South Shore Plaza is a super-regional shopping mall in Braintree, Massachusetts, United States. The mall spans 1586446 sqft of selling space, making it the 16th-largest mall in the country. The mall was anchored by Filene's when it opened as an open-air plaza in 1961. Jordan Marsh, Lord & Taylor, and Sears opened stores around the time the mall was enclosed in 1976. As of March 2025, the mall is anchored by Sears, Macy's, Primark, and Target, with Dick's House of Sport filling the vacancy left by Nordstrom by 2026.

== History ==
=== Establishment and early expansions ===
South Shore Plaza originally opened in 1961 as an open-air plaza with a 120000 sqft Filene's and thirty smaller stores. A 300316 sqft Jordan Marsh opened in 1967. The center was enclosed in 1976 and saw additional anchors, such as Lord & Taylor in 1979 and Sears in 1980, when the mall reached 100 stores. In 1995 and 1996, a second level was added, including the "Boardwalk Cafes" food court, and the Filene's store was expanded to include a home store. This nearly doubled the mall's size, giving it a bright and airy feel, largely because of abundant skylighting and spacious corridors.

=== Effects of Macy's conversions ===
Also in 1996, the Jordan Marsh store was renamed Macy's. In 1998, Simon Property Group acquired the mall owner, Corporate Property Investors, and assumed management.

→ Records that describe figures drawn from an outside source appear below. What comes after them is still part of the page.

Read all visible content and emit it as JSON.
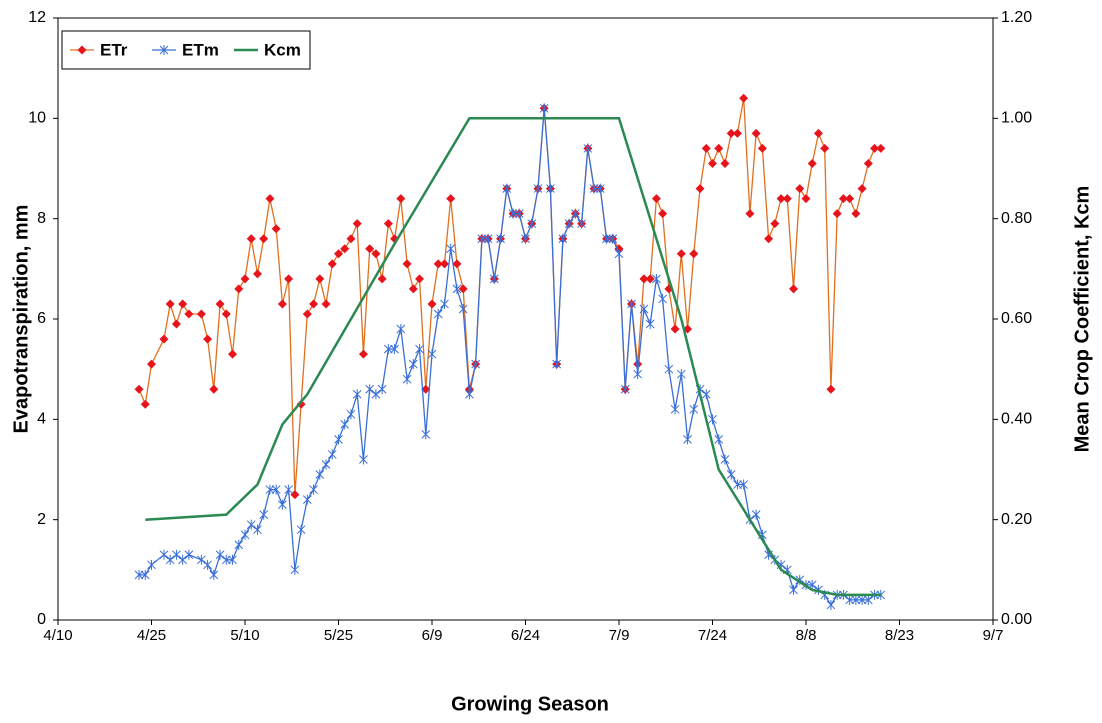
{
  "chart_data": {
    "type": "line",
    "x_label": "Growing Season",
    "y_label": "Evapotranspiration, mm",
    "y2_label": "Mean Crop Coefficient, Kcm",
    "xlim": [
      "4/10",
      "9/7"
    ],
    "xticks": [
      "4/10",
      "4/25",
      "5/10",
      "5/25",
      "6/9",
      "6/24",
      "7/9",
      "7/24",
      "8/8",
      "8/23",
      "9/7"
    ],
    "ylim": [
      0,
      12
    ],
    "yticks": [
      0,
      2,
      4,
      6,
      8,
      10,
      12
    ],
    "y2lim": [
      0,
      1.2
    ],
    "y2ticks": [
      {
        "value": 0,
        "label": "0.00"
      },
      {
        "value": 0.2,
        "label": "0.20"
      },
      {
        "value": 0.4,
        "label": "0.40"
      },
      {
        "value": 0.6,
        "label": "0.60"
      },
      {
        "value": 0.8,
        "label": "0.80"
      },
      {
        "value": 1.0,
        "label": "1.00"
      },
      {
        "value": 1.2,
        "label": "1.20"
      }
    ],
    "legend": "upper left",
    "x": [
      "4/23",
      "4/24",
      "4/25",
      "4/27",
      "4/28",
      "4/29",
      "4/30",
      "5/1",
      "5/3",
      "5/4",
      "5/5",
      "5/6",
      "5/7",
      "5/8",
      "5/9",
      "5/10",
      "5/11",
      "5/12",
      "5/13",
      "5/14",
      "5/15",
      "5/16",
      "5/17",
      "5/18",
      "5/19",
      "5/20",
      "5/21",
      "5/22",
      "5/23",
      "5/24",
      "5/25",
      "5/26",
      "5/27",
      "5/28",
      "5/29",
      "5/30",
      "5/31",
      "6/1",
      "6/2",
      "6/3",
      "6/4",
      "6/5",
      "6/6",
      "6/7",
      "6/8",
      "6/9",
      "6/10",
      "6/11",
      "6/12",
      "6/13",
      "6/14",
      "6/15",
      "6/16",
      "6/17",
      "6/18",
      "6/19",
      "6/20",
      "6/21",
      "6/22",
      "6/23",
      "6/24",
      "6/25",
      "6/26",
      "6/27",
      "6/28",
      "6/29",
      "6/30",
      "7/1",
      "7/2",
      "7/3",
      "7/4",
      "7/5",
      "7/6",
      "7/7",
      "7/8",
      "7/9",
      "7/10",
      "7/11",
      "7/12",
      "7/13",
      "7/14",
      "7/15",
      "7/16",
      "7/17",
      "7/18",
      "7/19",
      "7/20",
      "7/21",
      "7/22",
      "7/23",
      "7/24",
      "7/25",
      "7/26",
      "7/27",
      "7/28",
      "7/29",
      "7/30",
      "7/31",
      "8/1",
      "8/2",
      "8/3",
      "8/4",
      "8/5",
      "8/6",
      "8/7",
      "8/8",
      "8/9",
      "8/10",
      "8/11",
      "8/12",
      "8/13",
      "8/14",
      "8/15",
      "8/16",
      "8/17",
      "8/18",
      "8/19",
      "8/20"
    ],
    "series": [
      {
        "name": "ETr",
        "color": "#e07020",
        "marker_color": "#e8141c",
        "marker": "diamond",
        "values": [
          4.6,
          4.3,
          5.1,
          5.6,
          6.3,
          5.9,
          6.3,
          6.1,
          6.1,
          5.6,
          4.6,
          6.3,
          6.1,
          5.3,
          6.6,
          6.8,
          7.6,
          6.9,
          7.6,
          8.4,
          7.8,
          6.3,
          6.8,
          2.5,
          4.3,
          6.1,
          6.3,
          6.8,
          6.3,
          7.1,
          7.3,
          7.4,
          7.6,
          7.9,
          5.3,
          7.4,
          7.3,
          6.8,
          7.9,
          7.6,
          8.4,
          7.1,
          6.6,
          6.8,
          4.6,
          6.3,
          7.1,
          7.1,
          8.4,
          7.1,
          6.6,
          4.6,
          5.1,
          7.6,
          7.6,
          6.8,
          7.6,
          8.6,
          8.1,
          8.1,
          7.6,
          7.9,
          8.6,
          10.2,
          8.6,
          5.1,
          7.6,
          7.9,
          8.1,
          7.9,
          9.4,
          8.6,
          8.6,
          7.6,
          7.6,
          7.4,
          4.6,
          6.3,
          5.1,
          6.8,
          6.8,
          8.4,
          8.1,
          6.6,
          5.8,
          7.3,
          5.8,
          7.3,
          8.6,
          9.4,
          9.1,
          9.4,
          9.1,
          9.7,
          9.7,
          10.4,
          8.1,
          9.7,
          9.4,
          7.6,
          7.9,
          8.4,
          8.4,
          6.6,
          8.6,
          8.4,
          9.1,
          9.7,
          9.4,
          4.6,
          8.1,
          8.4,
          8.4,
          8.1,
          8.6,
          9.1,
          9.4,
          9.4
        ]
      },
      {
        "name": "ETm",
        "color": "#3a6fd8",
        "marker_color": "#3a6fd8",
        "marker": "star",
        "values": [
          0.9,
          0.9,
          1.1,
          1.3,
          1.2,
          1.3,
          1.2,
          1.3,
          1.2,
          1.1,
          0.9,
          1.3,
          1.2,
          1.2,
          1.5,
          1.7,
          1.9,
          1.8,
          2.1,
          2.6,
          2.6,
          2.3,
          2.6,
          1.0,
          1.8,
          2.4,
          2.6,
          2.9,
          3.1,
          3.3,
          3.6,
          3.9,
          4.1,
          4.5,
          3.2,
          4.6,
          4.5,
          4.6,
          5.4,
          5.4,
          5.8,
          4.8,
          5.1,
          5.4,
          3.7,
          5.3,
          6.1,
          6.3,
          7.4,
          6.6,
          6.2,
          4.5,
          5.1,
          7.6,
          7.6,
          6.8,
          7.6,
          8.6,
          8.1,
          8.1,
          7.6,
          7.9,
          8.6,
          10.2,
          8.6,
          5.1,
          7.6,
          7.9,
          8.1,
          7.9,
          9.4,
          8.6,
          8.6,
          7.6,
          7.6,
          7.3,
          4.6,
          6.3,
          4.9,
          6.2,
          5.9,
          6.8,
          6.4,
          5.0,
          4.2,
          4.9,
          3.6,
          4.2,
          4.6,
          4.5,
          4.0,
          3.6,
          3.2,
          2.9,
          2.7,
          2.7,
          2.0,
          2.1,
          1.7,
          1.3,
          1.2,
          1.1,
          1.0,
          0.6,
          0.8,
          0.7,
          0.7,
          0.6,
          0.5,
          0.3,
          0.5,
          0.5,
          0.4,
          0.4,
          0.4,
          0.4,
          0.5,
          0.5
        ]
      },
      {
        "name": "Kcm",
        "color": "#2a8a52",
        "axis": "y2",
        "x": [
          "4/24",
          "5/7",
          "5/12",
          "5/16",
          "5/20",
          "6/3",
          "6/15",
          "7/9",
          "7/19",
          "7/25",
          "8/4",
          "8/9",
          "8/13",
          "8/20"
        ],
        "values": [
          0.2,
          0.21,
          0.27,
          0.39,
          0.45,
          0.75,
          1.0,
          1.0,
          0.6,
          0.3,
          0.1,
          0.06,
          0.05,
          0.05
        ]
      }
    ]
  }
}
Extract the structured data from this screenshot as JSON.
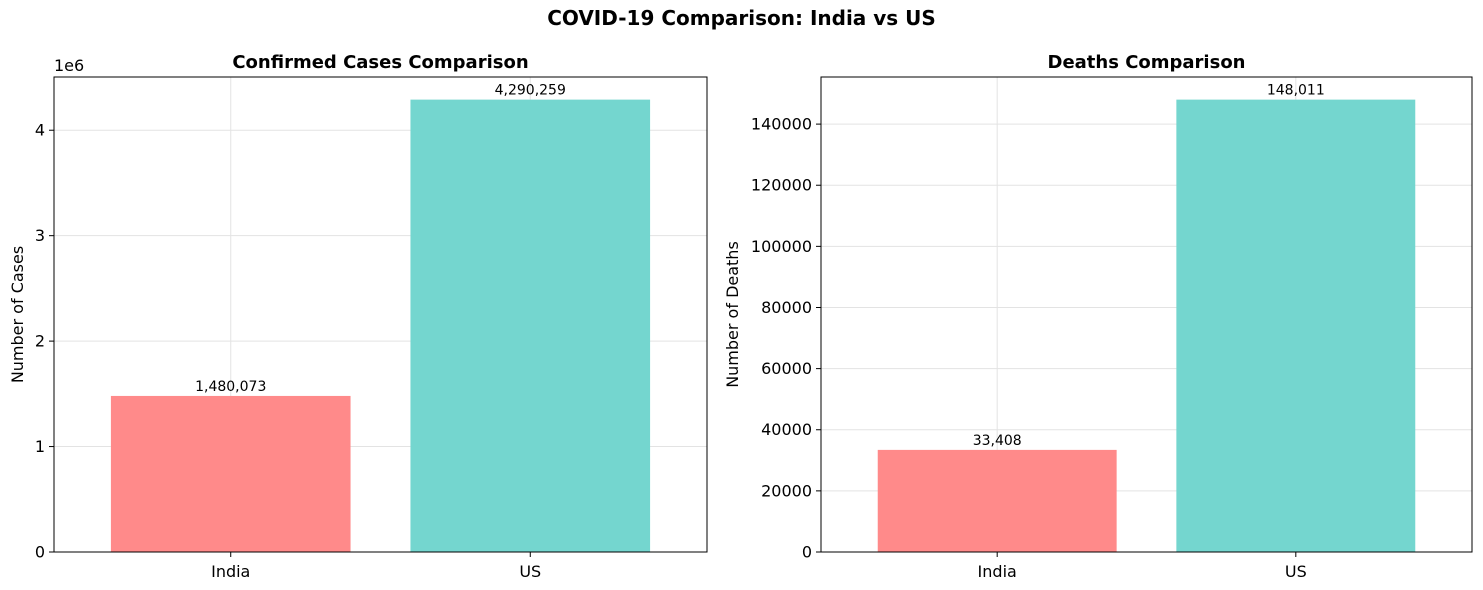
{
  "figure": {
    "title": "COVID-19 Comparison: India vs US"
  },
  "chart_data": [
    {
      "type": "bar",
      "title": "Confirmed Cases Comparison",
      "xlabel": "",
      "ylabel": "Number of Cases",
      "categories": [
        "India",
        "US"
      ],
      "values": [
        1480073,
        4290259
      ],
      "value_labels": [
        "1,480,073",
        "4,290,259"
      ],
      "colors": [
        "#ff8a8a",
        "#74d6cf"
      ],
      "ylim": [
        0,
        4504772
      ],
      "yticks": [
        0,
        1000000,
        2000000,
        3000000,
        4000000
      ],
      "ytick_labels": [
        "0",
        "1",
        "2",
        "3",
        "4"
      ],
      "offset_label": "1e6",
      "grid": true
    },
    {
      "type": "bar",
      "title": "Deaths Comparison",
      "xlabel": "",
      "ylabel": "Number of Deaths",
      "categories": [
        "India",
        "US"
      ],
      "values": [
        33408,
        148011
      ],
      "value_labels": [
        "33,408",
        "148,011"
      ],
      "colors": [
        "#ff8a8a",
        "#74d6cf"
      ],
      "ylim": [
        0,
        155412
      ],
      "yticks": [
        0,
        20000,
        40000,
        60000,
        80000,
        100000,
        120000,
        140000
      ],
      "ytick_labels": [
        "0",
        "20000",
        "40000",
        "60000",
        "80000",
        "100000",
        "120000",
        "140000"
      ],
      "offset_label": "",
      "grid": true
    }
  ]
}
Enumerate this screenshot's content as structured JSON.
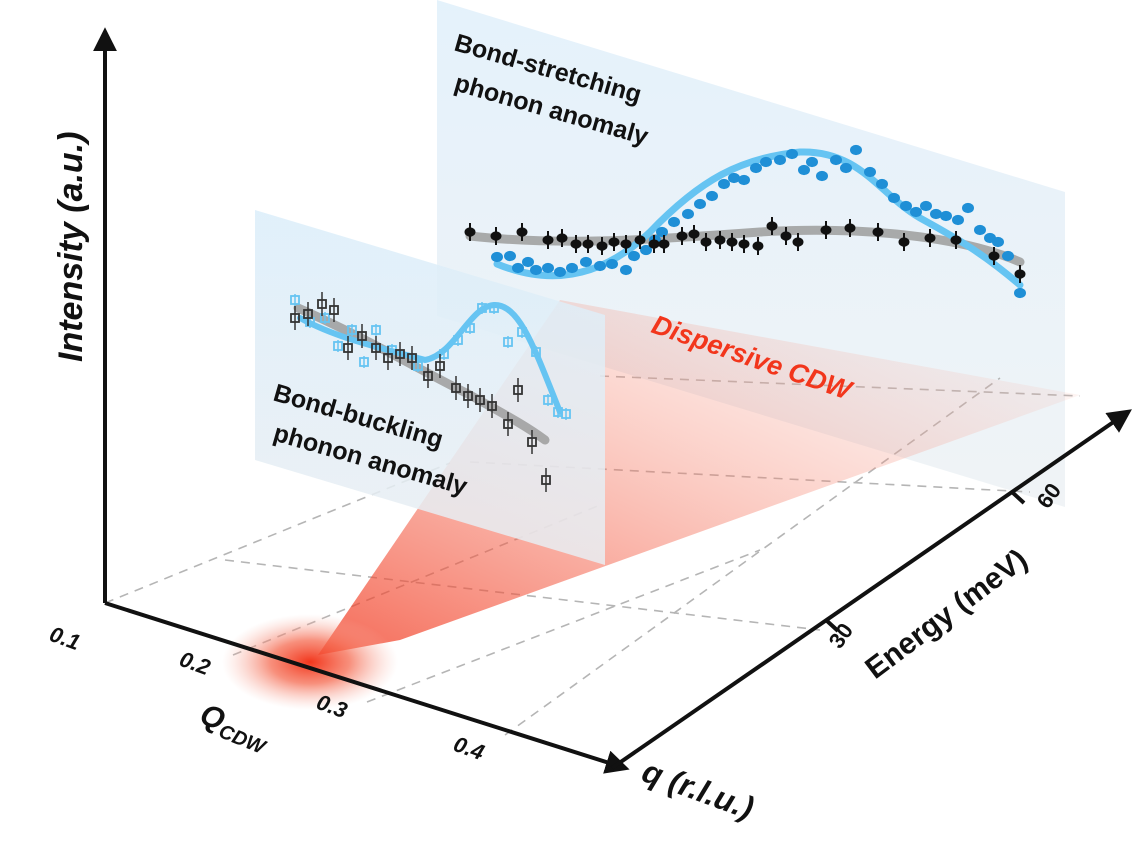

In 2005, May Department Stores, at the time the parent of Lord & Taylor and Filene's, was acquired by Federated Department Stores, the owner of Macy's. As a result, the Filene's store was briefly closed in March 2006, before using the space to relocate its Macy's store that May. The remainder of the Filene's stores were converted Macy's later that year. Federated sold the Lord & Taylor chain later that year and sold the vacant Jordan Marsh/Macy's space to Simon Property Group. Filene's Basement, one of the mall's former anchors, filed for bankruptcy protection on May 4, 2009. New York's Crown Acquisitions made a bid to buy Filene's Basement including their famous Downtown Crossing location which closed for reconstruction in 2007. The South Shore Plaza store in Braintree closed in December 2011.

=== 2010 expansion and renovation ===
A redevelopment opened on the former site of Jordan Marsh on March 26, 2010. The center now holds 2165000 sqft, making it New England's largest mall, and includes a newly constructed three-level, 150000 sqft Nordstrom, though the Jordan Marsh building was four stories. Simon Property Group announced on May 12, 2009, that they were in negotiations with the town of Braintree and Target to include a Target store on the lowest level of the 3 level mall addition. Its grand opening was on October 10, 2010. Numerous high-end retailers have joined the mall in the Nordstrom wing, including Sur La Table, Vera Bradley, and Sephora. The mall also received new carpeting, wall decor, food court seating/televisions, and signage as part of the renovations. The parking deck bridges that once connected to Jordan Marsh have now been restored.

=== Present-day developments ===
In 2017, Irish clothing retailer, Primark, opened in the former top level of Sears.

On August 27, 2020, Lord & Taylor announced the closure of all of its stores, as a result of the economic impact of the COVID-19 pandemic.

Nordstrom closed on March 8, 2025. Dick's House of Sport is set to open in the former Nordstrom space by 2026.

== Incidents ==
On July 3, 2020, a gunman fired six shots in the mall, injuring a 15-year-old girl. The gunman was sentenced to eight years in prison followed by three years of probation.

On January 22, 2022, one man shot another during a confrontation in Forever 21. Two days later, it was announced that the victim, 26-year-old Dijoun C. Beasley from Dorchester, Massachusetts, had died due to his injuries after being taken to Boston Medical Center for treatment. Following the shooting, police also stated that the killing was gang-related.

On August 18, 2022, a reportedly confused elderly woman drove her car directly into the second story promenade of the mall across a bridge from the parking garage. No injuries were reported.

== In pop culture ==
In 2008, this mall, along with the Burlington Mall in Burlington, Massachusetts, was used to film sequences of the movie Paul Blart: Mall Cop.